Yes, copper, brass and bronze surfaces are safe and long lasting. The copper industry initiated a Voluntary Risk Assessment for copper. The assessment process was agreed with the Italian Government's Istituto Superiore di Sanità, acting as the review country on behalf of the European Commission and the EU Member States. The risk assessment has now been completed and one of the main conclusions, accepted by the European Commission and EU Member State experts, is 'the use of copper products is in general safe for Europe's environment and the health of its citizens.'
Copper is also an essential micronutrient in the human diet, along with zinc and iron. An adult needs 1mg of copper every day. Foods rich in copper include chocolate, nuts and seeds. A balanced diet should provide enough copper to avoid a copper deficiency.
No. Copper has been used for coinage - which is regularly handled - for centuries. In fact, copper plays an important role in maintaining and improving skin health and dermatologists have developed numerous skin creams that use copper as an anti-ageing or anti-oxidant agent.
Some individuals can become sensitised to nickel and develop allergic contact dermatitis (ACD) when their skin comes into direct and prolonged contact with nickel or chrome-plated articles or some alloys in consumer applications such as jewellery, watches and eyeglasses. In the European Union, there is a nickel release limit for such items in close contact with the skin. This does not apply to nickel used in copper alloys for coins or touch surfaces, which are only handled transiently.
Is there enough copper to equip all our hospitals?
Yes. Based on the latest knowledge on geological availability and continuous industry innovation, there are good reasons to believe that copper will continue to be a vital and positive contributor to society well into the future. Since 1950, according to US Geological Survey data, there has always been, on average, around 40 years of copper reserves and over 200 years of resources left. This reflects the timeframes, technological advances and evolving economics of mining. In addition, 35% of global demand is met from recycling.

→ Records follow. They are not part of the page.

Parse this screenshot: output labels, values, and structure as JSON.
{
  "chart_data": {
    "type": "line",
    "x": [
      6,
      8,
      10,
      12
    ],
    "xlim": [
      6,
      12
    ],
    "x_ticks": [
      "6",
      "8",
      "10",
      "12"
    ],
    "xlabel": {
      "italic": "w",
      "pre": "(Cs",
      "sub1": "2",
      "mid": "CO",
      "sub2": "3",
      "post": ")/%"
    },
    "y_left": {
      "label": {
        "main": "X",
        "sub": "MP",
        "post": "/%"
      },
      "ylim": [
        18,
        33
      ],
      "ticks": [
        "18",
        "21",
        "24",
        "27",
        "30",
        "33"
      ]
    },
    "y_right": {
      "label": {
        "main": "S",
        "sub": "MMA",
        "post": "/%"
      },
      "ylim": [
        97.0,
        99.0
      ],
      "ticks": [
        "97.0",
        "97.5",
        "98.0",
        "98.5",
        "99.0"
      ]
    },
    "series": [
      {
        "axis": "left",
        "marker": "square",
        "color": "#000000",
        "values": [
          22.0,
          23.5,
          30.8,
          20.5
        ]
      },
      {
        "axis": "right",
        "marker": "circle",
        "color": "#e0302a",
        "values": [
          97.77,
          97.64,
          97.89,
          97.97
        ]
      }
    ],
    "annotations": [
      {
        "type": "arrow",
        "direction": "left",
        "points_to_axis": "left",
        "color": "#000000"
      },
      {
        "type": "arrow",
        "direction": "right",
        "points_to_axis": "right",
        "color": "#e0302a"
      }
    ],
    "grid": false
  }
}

* Laboratory testing shows that, when cleaned regularly, Antimicrobial CopperTM kills greater than 99.9% of the following bacteria within 2 hours of exposure: VRE, MRSA,Staphylococcus aureus, Enterobacter aerogenes,Pseudomonas aeruginosa, and E. coli O157:H7. Antimicrobial Copper surfaces are a supplement to and not a substitute for standard infection control practices and have been shown to reduce microbial contamination, but do not necessarily prevent cross contamination; users must continue to follow all current infection control practices. Michels et al, Lett Appl Microbiol, 49 (2009) 191-195 demonstrated that Antimicrobial CopperTM outperforms two commercially available silver-containing coatings under typical indoor conditions.